La Terrasse

"La culture est une résistance à la distraction" Pasolini

Théâtre - Critique

Un garçon impossible

Un garçon impossible - Critique sortie Théâtre
Crédit photo : Brigitte Enguerand Légende photo : Cécilie (Isabelle Carré) raconte à Jim (Micha Lescot) un conte de fée...

Publié le 10 février 2009

Jean-Michel Ribes orchestre cette comédie grinçante comme un cauchemar burlesque.
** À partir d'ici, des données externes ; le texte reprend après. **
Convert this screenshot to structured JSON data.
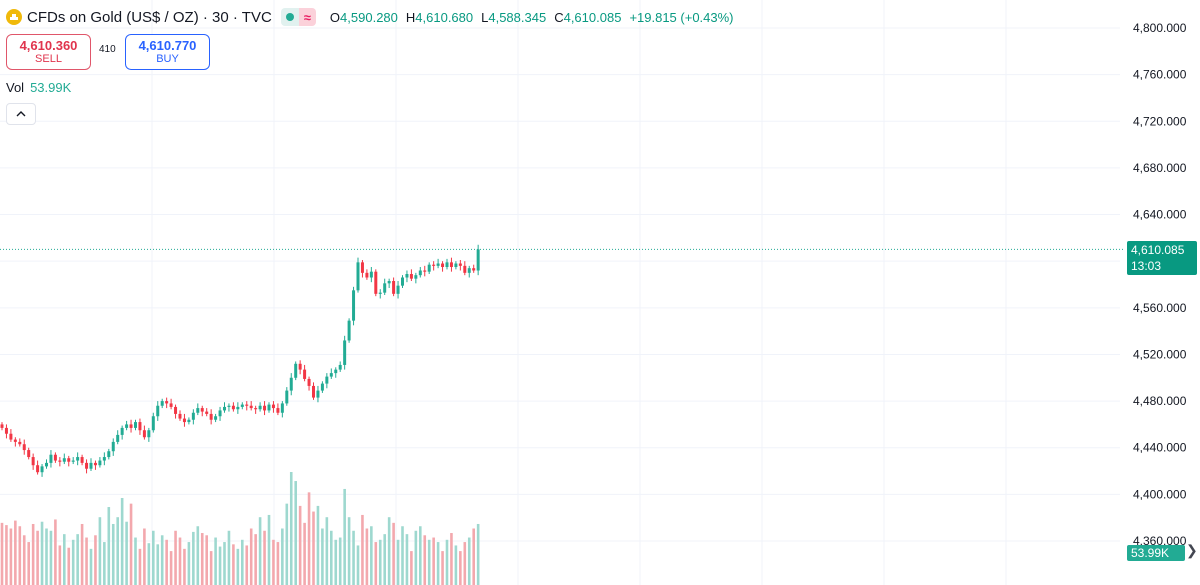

L’endroit sent fort la misère… Un vaste cabinet médical, cerné de vitres louches et de carreaux blanchâtres rongés par la crasse, quelque part dans un vague hôpital. Les humains ne paraissent pas mieux en point. Jim, 8 ans, dadais buté d’un mètre quatre-vingt, vient de débarquer en pyjama pour une consultation : il reste sourd à la voix de son grand-père… mort. Enfin soi-disant. Sa mère, gigolette évaporée, n’entend pas grand-chose à la réalité et avance dans l’existence en cabotant sans gouvernail. Quant au médecin, géniteur cavaleur au bord de la crise de nerf, il louvoie entre sa maîtresse, infirmière dépressive en mal d’amour, et sa femme, furie jalouse pendue au téléphone. Evidemment, lorsque le dit grand-père déboule dans la ronde, qu’il découvre l’identité du père du gamin, l’affaire prend un sale tour. Surtout qu’il colle de près, très près, sa fille et son petit-fils. « Leurs vies sont comme un rond-point éternel qui s’agrandit petit à petit, et la voiture dans laquelle ils se trouvent se défait pièce par pièce. (…). Au centre de ce jeu se trouve Jim. » résume le Norvégien Petter S. Rosenlund, qui remportait le Prix Ibsen avec cette pièce créée en 1997, alors qu’il travaillait comme journaliste à la télévision pour des documentaires sur la jeunesse.
 
Des comédiens étonnants
 
Mariant le rire et l’effroi en folle liberté, l’auteur ausculte le cœur nécrosé d’une société gavée de mensonges, de rêves frelatés, de détresses amoureuses et turpitudes incestueuses… Autant de névroses familiales et pulsions irresponsables révélées sous le regard de l’enfant. Et brutalement renvoyées pour finir. Ce qui n’est pas sans rappeler Victor ou les Enfants au pouvoir de Vitrac. Jean-Michel Ribes est à son aise avec ce comique effarant, qui zigzague allègrement du vaudeville au sitcom, de l’absurde à la farce en passant par le drame bourgeois. Sa mise en scène avance en équilibre entre satire et cauchemar. A ce jeu-là, les comédiens sont étonnants : Eric Berger fait un médecin comme il faut dans son complet trois pièces, Isabelle Carré est drôlement pathétique en célibataire avide de tendresse et bourrée de clichés, Jean-Yves Chatelais joue au grand-père rocker dragueur avec une bonhomie perverse, Micha Lescot (qui fut autrefois Victor, sous la direction de Philippe Adrien) leste Jim d’une ombre inquiétante et Hélène Viaux donne à la mère paumée une fragilité déjantée et touchante. Ce petit monde cinglé tourbillonne joyeusement dans le décor passablement glauque de Patrick Dutertre… jusqu’à s’anéantir. Le « bonheur est un grand trou noir », n’est-ce pas ?
 
Gwénola David


Un Garçon impossible, de Petter S. Rosenlund, traduit par Terje Sinding, mise en scène de Jean-Michel Ribes, jusqu’au 28 février à 21h, sauf dimanche 15h, relâche lundi, au Théâtre du Rond-Point, 2bis avenue Franklin D. Roosevelt, 75008 Paris. Rens. 01 44 95 98 21 et www.theatredurondpoint.fr. En tournée du 5 mars au 26 avril 2009. Durée : 1h20. Texte publié aux Editions Les Solitaires intempestifs.